Esse tipo de sacrifício os seus eleitores não lhe pedissem tamanha renúncia. O mesmo acontecia se clientes fossem procurá-lo para trabalhar em meio à sagrada boemia. A resposta estava pronta: “Deixe na relojoaria e depois vá buscar”.
No entanto, chegou um tempo em que os ofícios de ourives e relojoeiro foram totalmente abandonados, pois recebera uma oferta irrecusável: um emprego como funcionário público. Agora, sim, teria todo o tempo possível e não haveria incompatibilidade de tempo entre a boemia e o trabalho. Passou a ter um salário pequeno, mas certo ao final do mês. Desta forma gastou os últimos anos de sua longa vida.
O repertório por ele definido era quase imutável. Não adiantava solicitar músicas novas, que estivessem, por exemplo, sendo tocadas nas rádios. Esse tipo de coisa deixava-o injuriado. Fazia que não ouvia. Caso o pedido se repetisse, dizia simplesmente que não sabia.
A marchinha “Lancha Nova” de João de Barros, o Braguinha, e Antonio Almeida foi lançada na década de trinta, ganhou os salões durante os carnavais. Mas, desde muito jovem, Zé da Quininha incorporou-a ao seu repertorio até o final da sua vida.

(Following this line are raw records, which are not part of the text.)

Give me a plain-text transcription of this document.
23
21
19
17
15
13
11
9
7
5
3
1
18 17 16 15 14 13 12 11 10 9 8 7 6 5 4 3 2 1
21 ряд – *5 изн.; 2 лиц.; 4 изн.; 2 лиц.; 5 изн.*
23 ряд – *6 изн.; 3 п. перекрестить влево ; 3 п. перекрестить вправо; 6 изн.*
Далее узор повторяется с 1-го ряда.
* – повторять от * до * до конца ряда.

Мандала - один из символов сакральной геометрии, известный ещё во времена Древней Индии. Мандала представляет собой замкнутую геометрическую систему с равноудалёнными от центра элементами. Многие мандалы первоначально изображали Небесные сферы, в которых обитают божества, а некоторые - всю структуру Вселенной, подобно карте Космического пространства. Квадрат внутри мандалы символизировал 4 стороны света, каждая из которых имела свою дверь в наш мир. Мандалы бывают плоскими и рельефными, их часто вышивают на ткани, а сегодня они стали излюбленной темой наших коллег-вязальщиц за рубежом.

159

Os amigos de copo e de cruz, os boêmios de Anadia, subiram as duas ladeiras íngremes levando-o para o cemitério, entoando “Lancha Nova” e outras canções de que tanto gostava e cantava nas mesas, salas e no cabaré. Aliás, era no Pernambuco Novo onde melhor cantava, com mais desenvoltura.
“Ô, ô, ô, ô,
Lancha nova no cais apitou
E a danada da saudade
No meu peito já chegou
Adeus, oh! linda morena
Não chores mais, por favor
Partindo, eu morro de pena
Ficando, eu morro de amor.”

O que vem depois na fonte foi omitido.